令和7年度 秋期 情報処理安全確保支援士試験 午前Ⅱ 問3
テクノロジ/セキュリティPQC(Post-Quantum Cryptography)はどれか。
出典:令和7年度 秋期 情報処理安全確保支援士試験 午前Ⅱ 問3
- ア量子コンピュータを使うことによって,従来のコンピュータを使うときと比べて暗号化の処理速度を飛躍的に向上させることができる暗号技術
- イ量子コンピュータを使うことによっても従来のコンピュータを使うことによっても,暗号化の処理に掛かる処理時間を一定にできる暗号技術
- ウ量子コンピュータを使った攻撃では,従来のコンピュータを使った攻撃と比べて解読時間が大幅に短くなる可能性のある暗号技術
- エ量子コンピュータを使った攻撃に対しても従来のコンピュータを使って安全性を確保できる暗号技術
正解:エ
解説
PQC(耐量子計算機暗号)は,量子コンピュータを用いた攻撃(ショアのアルゴリズムなど)によっても効率的に解読されないように設計された暗号技術です。RSA 暗号や楕円曲線暗号などの現行の公開鍵暗号は量子コンピュータによって解読リスクが高まるため,その代替として研究・標準化が進められています。
選択肢ごとの解説
- ア誤り。PQC は量子コンピュータを用いた暗号化処理の高速化を目的とした技術ではありません。

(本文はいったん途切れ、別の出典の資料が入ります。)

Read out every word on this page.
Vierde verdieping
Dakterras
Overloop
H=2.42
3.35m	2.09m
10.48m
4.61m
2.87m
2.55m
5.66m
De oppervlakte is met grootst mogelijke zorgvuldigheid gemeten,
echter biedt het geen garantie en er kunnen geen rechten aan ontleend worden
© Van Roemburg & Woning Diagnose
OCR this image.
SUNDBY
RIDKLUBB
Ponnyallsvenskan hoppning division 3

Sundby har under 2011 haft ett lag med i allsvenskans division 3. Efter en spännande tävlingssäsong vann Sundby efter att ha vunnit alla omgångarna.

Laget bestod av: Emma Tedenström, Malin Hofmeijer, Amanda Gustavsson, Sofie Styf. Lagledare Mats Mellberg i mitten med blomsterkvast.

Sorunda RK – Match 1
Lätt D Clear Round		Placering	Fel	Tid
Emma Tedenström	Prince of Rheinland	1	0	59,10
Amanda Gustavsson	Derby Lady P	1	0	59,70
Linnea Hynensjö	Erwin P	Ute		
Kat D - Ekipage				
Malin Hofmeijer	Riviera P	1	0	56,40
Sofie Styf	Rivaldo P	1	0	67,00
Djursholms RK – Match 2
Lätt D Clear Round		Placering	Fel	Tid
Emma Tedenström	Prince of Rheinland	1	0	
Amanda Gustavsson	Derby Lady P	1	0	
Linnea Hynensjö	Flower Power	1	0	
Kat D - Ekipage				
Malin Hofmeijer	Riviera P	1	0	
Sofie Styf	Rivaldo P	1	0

- イ誤り。処理時間を一定にすることはタイミング攻撃対策(定時間実装)に関する特性であり,PQC の定義ではありません。
- ウ誤り。これは量子コンピュータによる解読が容易になる従来の暗号技術(脆弱化する暗号)の説明であり,PQC とは逆の性質です。
- エ正しい。PQC は,量子コンピュータを使った攻撃に対しても,従来のコンピュータを用いて安全性を確保できるように設計された暗号技術です。